The government last month went back on its original plan to allow some fans back into grounds from 1 October.
Revenue generated from PPV sales is not going to Sky or BT, instead being split among the 20 Premier League clubs to help compensate for the lack of gate receipts so far this season, with fans shut out.
In an official Newcastle statement, Ashley said: “The government should waive VAT on the above pay-per-view matches so that as many of those who are unable to attend matches in person can at least watch their team. (For) the profit from the PPV option, I would suggest that 50 per cent by retained by the Premier League, and 50 per cent go to the football pyramid below.”

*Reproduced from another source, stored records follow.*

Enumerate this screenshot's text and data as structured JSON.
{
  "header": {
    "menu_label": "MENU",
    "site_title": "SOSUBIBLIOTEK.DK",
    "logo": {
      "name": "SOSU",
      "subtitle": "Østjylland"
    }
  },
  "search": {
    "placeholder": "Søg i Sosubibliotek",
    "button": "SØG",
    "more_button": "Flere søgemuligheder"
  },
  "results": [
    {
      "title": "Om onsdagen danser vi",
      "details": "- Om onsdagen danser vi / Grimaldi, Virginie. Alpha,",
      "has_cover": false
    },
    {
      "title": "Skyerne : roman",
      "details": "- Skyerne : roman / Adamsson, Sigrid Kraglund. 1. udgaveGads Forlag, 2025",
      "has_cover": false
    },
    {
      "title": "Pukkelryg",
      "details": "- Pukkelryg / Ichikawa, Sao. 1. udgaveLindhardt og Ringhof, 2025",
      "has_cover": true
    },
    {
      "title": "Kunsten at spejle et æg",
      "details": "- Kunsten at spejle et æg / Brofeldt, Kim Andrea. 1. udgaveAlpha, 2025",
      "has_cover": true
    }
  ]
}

Many sets of supporters, including Newcastle fans, have chosen not to take up the offer of paying £14.95 to watch their team via PPV, and have instead donated that sum to charity en masse instead.
Earlier this week, the Daily Mirror newspaper reported that both Sky and BT would support scrapping the PPV games following the backlash, with concern rising about the damage it is doing to their reputations, and the fact they are not gaining financially.
A Sky source told the Mirror: “It is damaging the reputation of Sky Sports to be linked to this scheme - and that feeling is shared at BT. Everyone here would prefer for it to stop.”
Every match during the first four match days of the current season (which started in mid-September) was made available to watch through subscription only on Sky, BT and Amazon, the league’s other rights-holder of live domestic fixtures.
However, all parties were reluctant to continue to give matches away for no added cost, fearing it would devalue rights in future negotiations.